Le permis de construire
demeure, les lotissements aussi, la ZAC a été surajoutée. Les réformes se sont
succédées sans ordre, les procédures sont plus ou moins concurrentes. On
parle de simplification et tout a été compliqué. Beaucoup croient comprendre
puis ne comprennent plus. Il ne faut pas compter sur les misérables chroniques
juridiques que publient certaines revues: elles paraphrasent la législation au
lieu de l’analyser et de la critiquer positivement.
[ Allusion au
Moniteur des travaux publics qui n’a jamais osé le moindre point de vue
critique sur quoi que ce soit. C’est ce qui explique qu’en quinze ans je n’y ai
publié qu’un article. Et encore fut-il censuré. ( Cf.[1978-11-27---H-LA-CONSOMMATION-D-ESPACE-PAR-LA-CONSTRUCTION]) Pourtant il
payait bien ses auteurs mais parler pour ne rien dire….AG. 02-02-2000 ]
Au train où vont les choses, il sera de plus en plus difficile de s’y
reconnaître dans la législation de l’urbanisme qui gonfle chaque année sans
gagner en clarté. [ Je sous estimais sérieusement la capacité de nuire des futurs réformateurs partisans de la
transparence, de la démocratisation des procédures, de l’état de droit…AG.
02-02-2000 ]
On pouvait espérer que la L.O.F. serait une occasion de tout reprendre
en clarifiant les concepts et faire une sorte de codification sans le dire. On
en est loin, on s‘en éloigne et le pseudo-empirisme actuel est bien
affligeant.
Nous avons statué sur
l’intérêt de cette loi, nous n’y reviendrons pas.
Il faut seulement essayer de
discerner ses implications dans les éventualités ci-dessus.
A. PREMIERE EVENTUALITE
Il n’y a aucun problème
spécifique nouveau. La déclaration se substitue le cas échéant au permis de
construire.
B. DEUXIEME EVENTUALITE
1) Lotissement
L’acquéreur d’un lot n’a
plus à demander le permis. Il déclare construire. Il n’y a aucun problème
spécifique nouveau.
2) ZAC
Même situation
3) ZAC imposée par la puissance publique
C’est ici que le problème se
pose en termes tout à fait différents.
En effet, le propriétaire de
20 hectares qui peut faire 500 logements et qui ne demande aucune modification
du droit des sols, déclarera en faire 500 et la puissance publique n’aura rien
à redire.
Avec le contrôle a priori du permis de construire, une
certaine intervention de la puissance publique est encore possible ; avec la
déclaration, cette intervention est privée d’objet.
Il peut donc y avoir 500
logements et aucune ZAC pour essayer de rajuster les équipements aux besoins.
Ceci est la théorie un peu
simpliste.
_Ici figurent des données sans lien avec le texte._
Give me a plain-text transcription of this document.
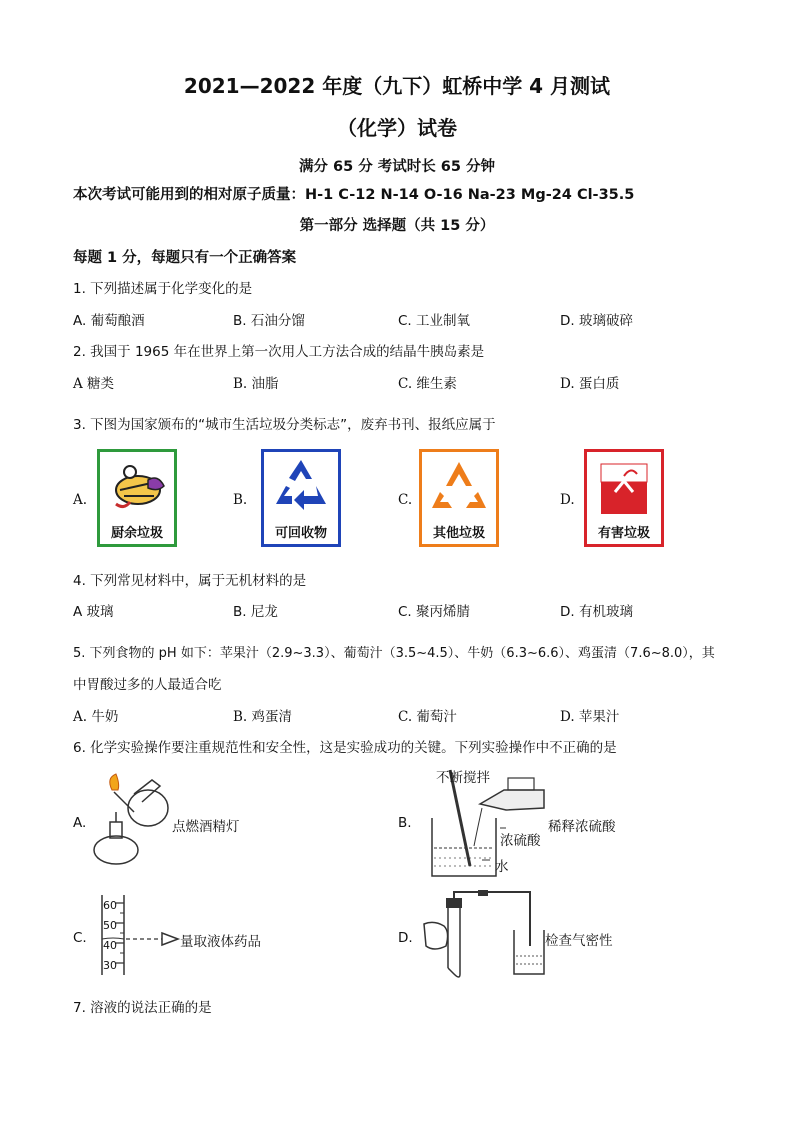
2021—2022 年度（九下）虹桥中学 4 月测试
（化学）试卷
满分 65 分 考试时长 65 分钟
本次考试可能用到的相对原子质量：H-1 C-12 N-14 O-16 Na-23 Mg-24 Cl-35.5
第一部分 选择题（共 15 分）
每题 1 分，每题只有一个正确答案
1. 下列描述属于化学变化的是
A. 葡萄酿酒	B. 石油分馏	C. 工业制氧	D. 玻璃破碎
2. 我国于 1965 年在世界上第一次用人工方法合成的结晶牛胰岛素是
A 糖类	B. 油脂	C. 维生素	D. 蛋白质
3. 下图为国家颁布的“城市生活垃圾分类标志”，废弃书刊、报纸应属于
A.	B.	C.	D.
厨余垃圾	可回收物	其他垃圾	有害垃圾
4. 下列常见材料中，属于无机材料的是
A 玻璃	B. 尼龙	C. 聚丙烯腈	D. 有机玻璃
5. 下列食物的 pH 如下：苹果汁（2.9~3.3）、葡萄汁（3.5~4.5）、牛奶（6.3~6.6）、鸡蛋清（7.6~8.0），其
中胃酸过多的人最适合吃
A. 牛奶	B. 鸡蛋清	C. 葡萄汁	D. 苹果汁
6. 化学实验操作要注重规范性和安全性，这是实验成功的关键。下列实验操作中不正确的是
A.	点燃酒精灯	B.
不断搅拌
稀释浓硫酸
浓硫酸
水
C.
60
50
40
30
量取液体药品	D.	检查气密性
7. 溶液的说法正确的是
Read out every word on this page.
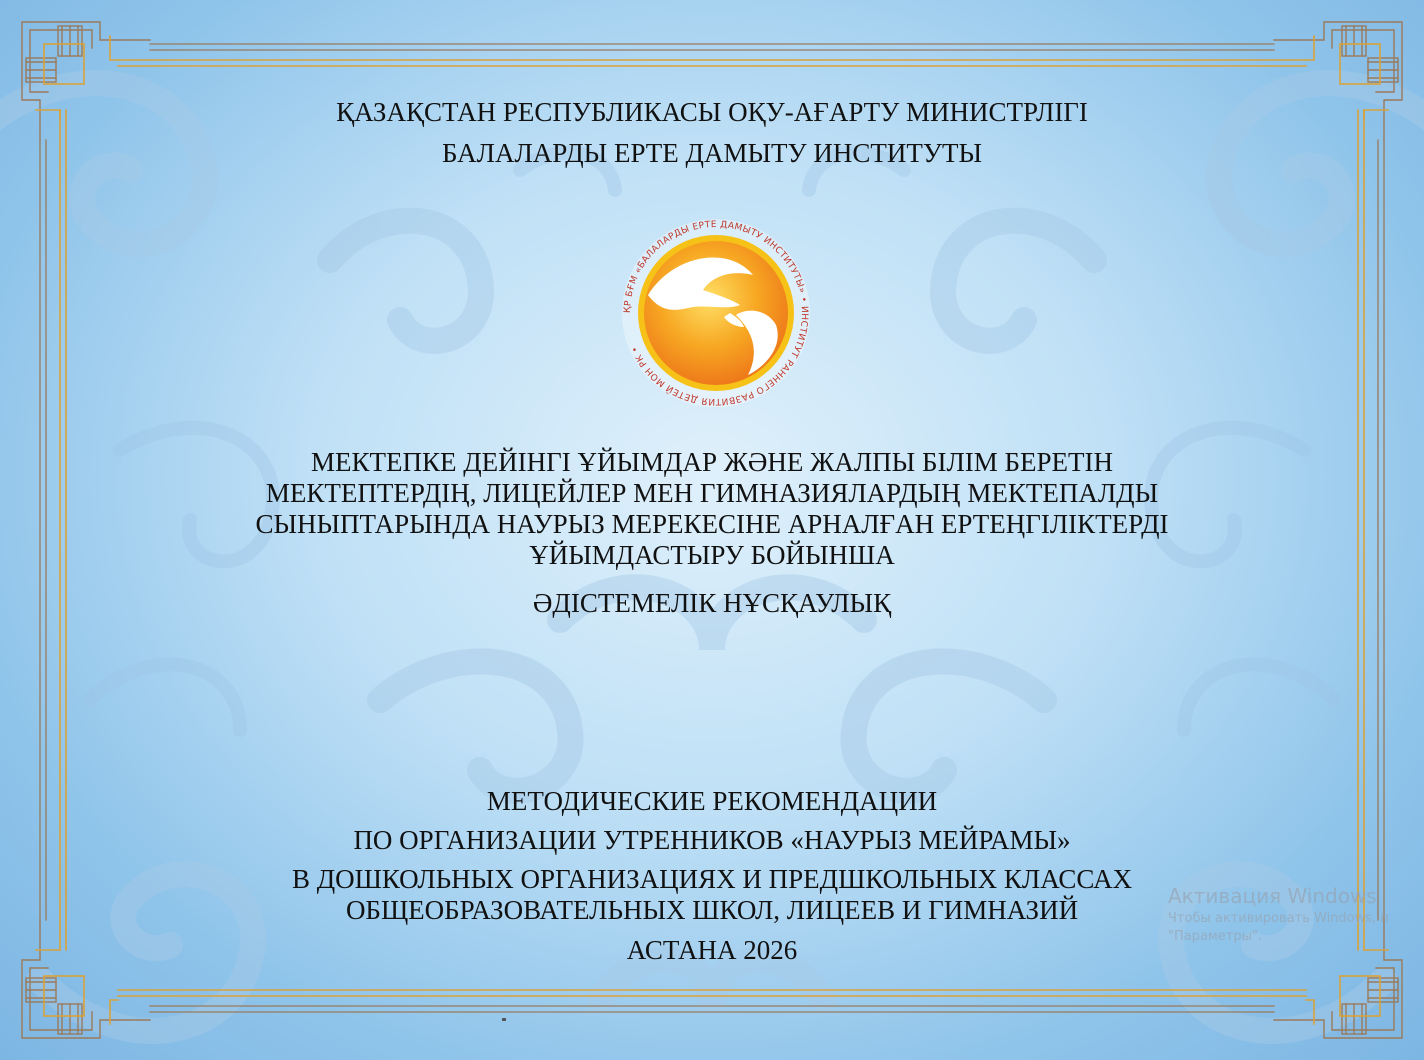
ҚАЗАҚСТАН РЕСПУБЛИКАСЫ ОҚУ-АҒАРТУ МИНИСТРЛІГІ
БАЛАЛАРДЫ ЕРТЕ ДАМЫТУ ИНСТИТУТЫ
ҚР БҒМ «БАЛАЛАРДЫ ЕРТЕ ДАМЫТУ ИНСТИТУТЫ» • ИНСТИТУТ РАННЕГО РАЗВИТИЯ ДЕТЕЙ МОН РК •
МЕКТЕПКЕ ДЕЙІНГІ ҰЙЫМДАР ЖӘНЕ ЖАЛПЫ БІЛІМ БЕРЕТІН
МЕКТЕПТЕРДІҢ, ЛИЦЕЙЛЕР МЕН ГИМНАЗИЯЛАРДЫҢ МЕКТЕПАЛДЫ
СЫНЫПТАРЫНДА НАУРЫЗ МЕРЕКЕСІНЕ АРНАЛҒАН ЕРТЕҢГІЛІКТЕРДІ
ҰЙЫМДАСТЫРУ БОЙЫНША
ӘДІСТЕМЕЛІК НҰСҚАУЛЫҚ
МЕТОДИЧЕСКИЕ РЕКОМЕНДАЦИИ
ПО ОРГАНИЗАЦИИ УТРЕННИКОВ «НАУРЫЗ МЕЙРАМЫ»
В ДОШКОЛЬНЫХ ОРГАНИЗАЦИЯХ И ПРЕДШКОЛЬНЫХ КЛАССАХ
ОБЩЕОБРАЗОВАТЕЛЬНЫХ ШКОЛ, ЛИЦЕЕВ И ГИМНАЗИЙ
АСТАНА 2026
Активация Windows
Чтобы активировать Windows, п
"Параметры".
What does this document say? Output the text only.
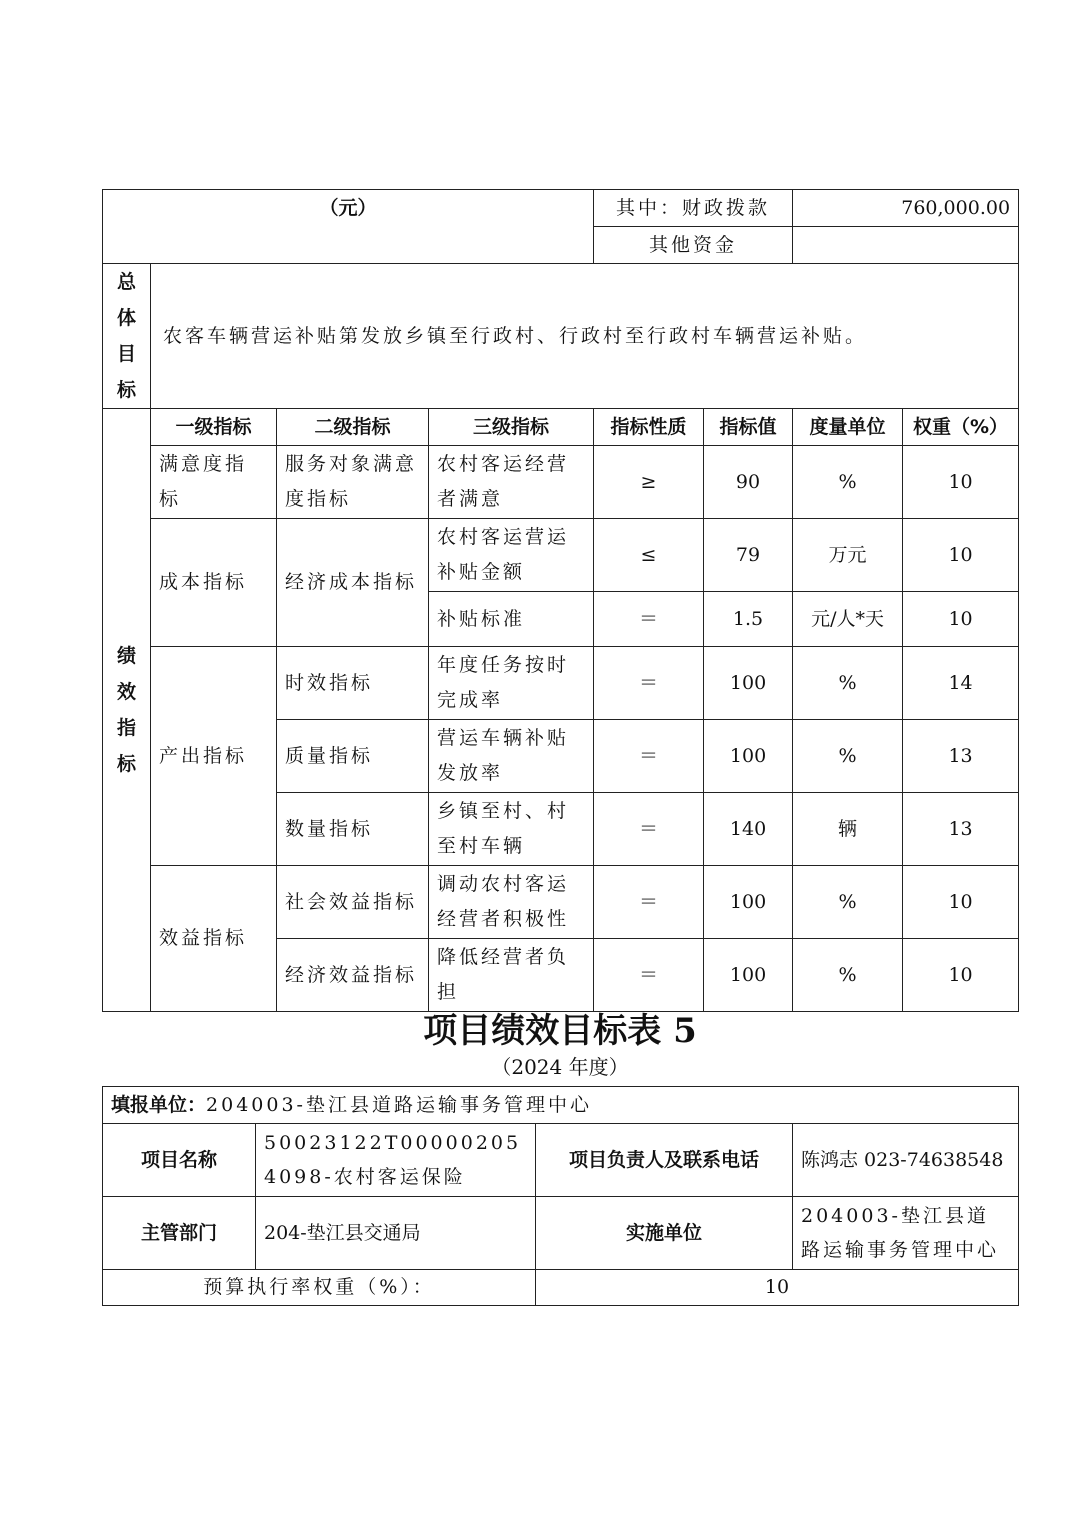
（元）				其中：财政拨款		760,000.00	
				其他资金			

总
体
目
标	农客车辆营运补贴第发放乡镇至行政村、行政村至行政村车辆营运补贴。						

绩
效
指
标	一级指标	二级指标	三级指标	指标性质	指标值	度量单位	权重（%）
	满意度指标	服务对象满意度指标	农村客运经营者满意	≥	90	%	10
	成本指标	经济成本指标	农村客运营运补贴金额	≤	79	万元	10
			补贴标准	＝	1.5	元/人*天	10
	产出指标	时效指标	年度任务按时完成率	＝	100	%	14
		质量指标	营运车辆补贴发放率	＝	100	%	13
		数量指标	乡镇至村、村至村车辆	＝	140	辆	13
	效益指标	社会效益指标	调动农村客运经营者积极性	＝	100	%	10
		经济效益指标	降低经营者负担	＝	100	%	10
项目绩效目标表 5
（2024 年度）
填报单位：204003-垫江县道路运输事务管理中心			
项目名称	50023122T000002054098-农村客运保险	项目负责人及联系电话	陈鸿志 023-74638548
主管部门	204-垫江县交通局	实施单位	204003-垫江县道路运输事务管理中心
预算执行率权重（%）：		10	
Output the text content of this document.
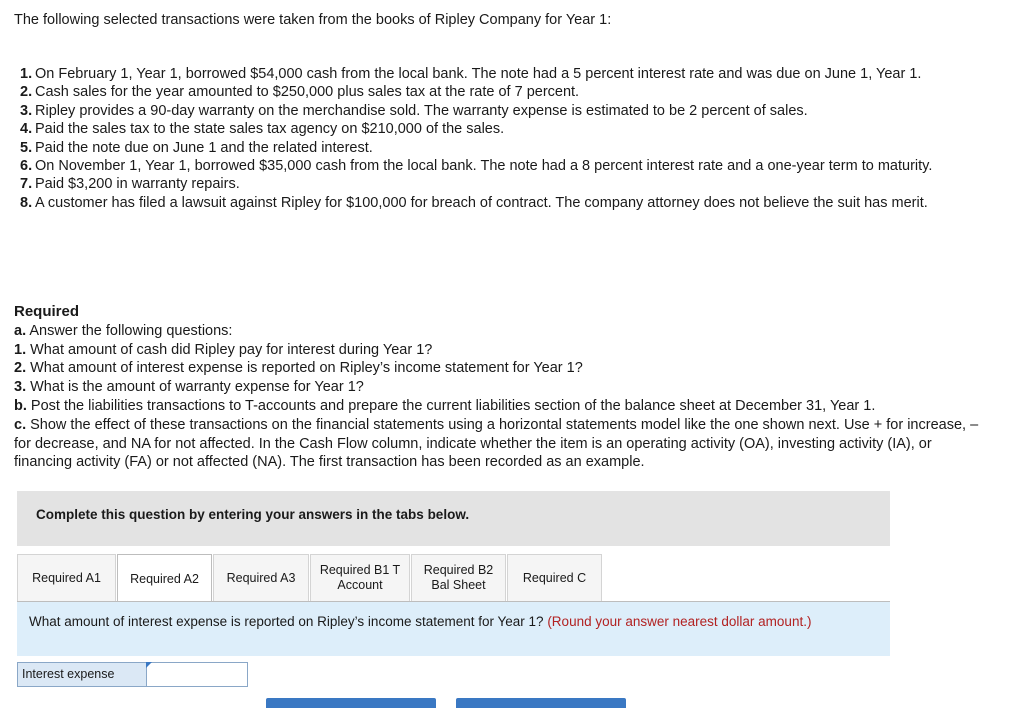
The following selected transactions were taken from the books of Ripley Company for Year 1:
1. On February 1, Year 1, borrowed $54,000 cash from the local bank. The note had a 5 percent interest rate and was due on June 1, Year 1.
2. Cash sales for the year amounted to $250,000 plus sales tax at the rate of 7 percent.
3. Ripley provides a 90-day warranty on the merchandise sold. The warranty expense is estimated to be 2 percent of sales.
4. Paid the sales tax to the state sales tax agency on $210,000 of the sales.
5. Paid the note due on June 1 and the related interest.
6. On November 1, Year 1, borrowed $35,000 cash from the local bank. The note had a 8 percent interest rate and a one-year term to maturity.
7. Paid $3,200 in warranty repairs.
8. A customer has filed a lawsuit against Ripley for $100,000 for breach of contract. The company attorney does not believe the suit has merit.
Required
a. Answer the following questions:
1. What amount of cash did Ripley pay for interest during Year 1?
2. What amount of interest expense is reported on Ripley’s income statement for Year 1?
3. What is the amount of warranty expense for Year 1?
b. Post the liabilities transactions to T-accounts and prepare the current liabilities section of the balance sheet at December 31, Year 1.
c. Show the effect of these transactions on the financial statements using a horizontal statements model like the one shown next. Use + for increase, – for decrease, and NA for not affected. In the Cash Flow column, indicate whether the item is an operating activity (OA), investing activity (IA), or financing activity (FA) or not affected (NA). The first transaction has been recorded as an example.
Complete this question by entering your answers in the tabs below.
Required A1 Required A2 Required A3
Required B1 T
Account
Required B2
Bal Sheet
Required C
What amount of interest expense is reported on Ripley’s income statement for Year 1? (Round your answer nearest dollar amount.)
Interest expense
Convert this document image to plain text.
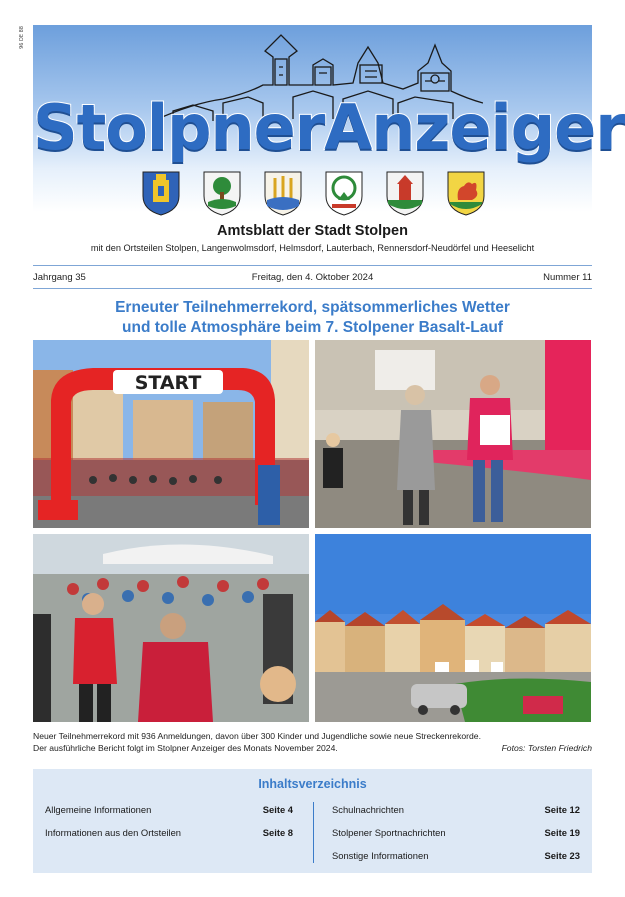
96 DE 88
StolpnerAnzeiger
Amtsblatt der Stadt Stolpen
mit den Ortsteilen Stolpen, Langenwolmsdorf, Helmsdorf, Lauterbach, Rennersdorf-Neudörfel und Heeselicht
Jahrgang 35	Freitag, den 4. Oktober 2024	Nummer 11
Erneuter Teilnehmerrekord, spätsommerliches Wetter
und tolle Atmosphäre beim 7. Stolpener Basalt-Lauf
START
Neuer Teilnehmerrekord mit 936 Anmeldungen, davon über 300 Kinder und Jugendliche sowie neue Streckenrekorde.
Der ausführliche Bericht folgt im Stolpner Anzeiger des Monats November 2024.	Fotos: Torsten Friedrich
Inhaltsverzeichnis
Allgemeine Informationen	Seite 4
Informationen aus den Ortsteilen	Seite 8
Schulnachrichten	Seite 12
Stolpener Sportnachrichten	Seite 19
Sonstige Informationen	Seite 23
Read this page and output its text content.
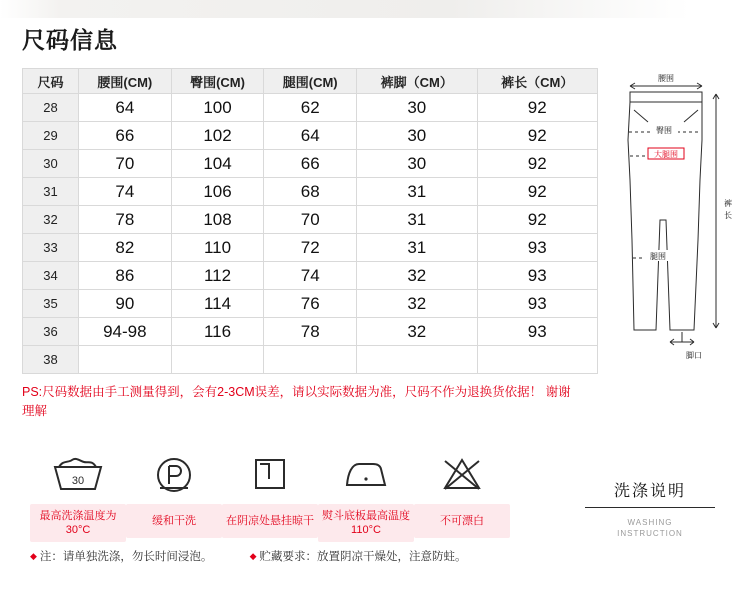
尺码信息
尺码	腰围(CM)	臀围(CM)	腿围(CM)	裤脚（CM）	裤长（CM）
28	64	100	62	30	92
29	66	102	64	30	92
30	70	104	66	30	92
31	74	106	68	31	92
32	78	108	70	31	92
33	82	110	72	31	93
34	86	112	74	32	93
35	90	114	76	32	93
36	94-98	116	78	32	93
38					
PS:尺码数据由手工测量得到，会有2-3CM误差，请以实际数据为准，尺码不作为退换货依据！ 谢谢理解
腰围
臀围
大腿围
腿围
裤
长
脚口
30
最高洗涤温度为30°C
缓和干洗	在阴凉处悬挂晾干 熨斗底板最高温度110°C
不可漂白
洗涤说明
WASHING
INSTRUCTION
◆ 注：请单独洗涤，勿长时间浸泡。	◆ 贮藏要求：放置阴凉干燥处，注意防蛀。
La réalité est plus paradoxale.
Si on établit des P.O.S. qui
délimiteront très largement la zone urbaine ( les C.O.S. généreusement distribués partout
pour résoudre le problème foncier ) on se place inévitablement dans
cette situation, puisque le P.O.S. déclenche la suppression du permis.
On peut éviter cette fâcheuse
situation en n’établissant pas les P.O.S. Mais la loi du 3 janvier ne
s’applique pratiquement plus et quand on l’applique ( dans les Z.A.C.
notamment) les problèmes qu’elle avait pour objectif de résoudre l’ont déjà
été.
En se privant de P.O.S., on
ne “ résout ” donc pas le problème foncier car on ne distribue pas
généreusement les C.O.S. et on reste dans l’arbitraire qui permet à
l’administration d’apprécier au coup par coup chaque affaire.
Le désordre juridique et pratique, reflet de la confusion ou du
désarroi théorique ou d’une volonté maligne de tout embrouiller, est presque à
son comble. Il mérite bien quelques méditations.
Une administration qui se laisse aller à de pareilles aberrations se condamne, si ce n’est déjà fait.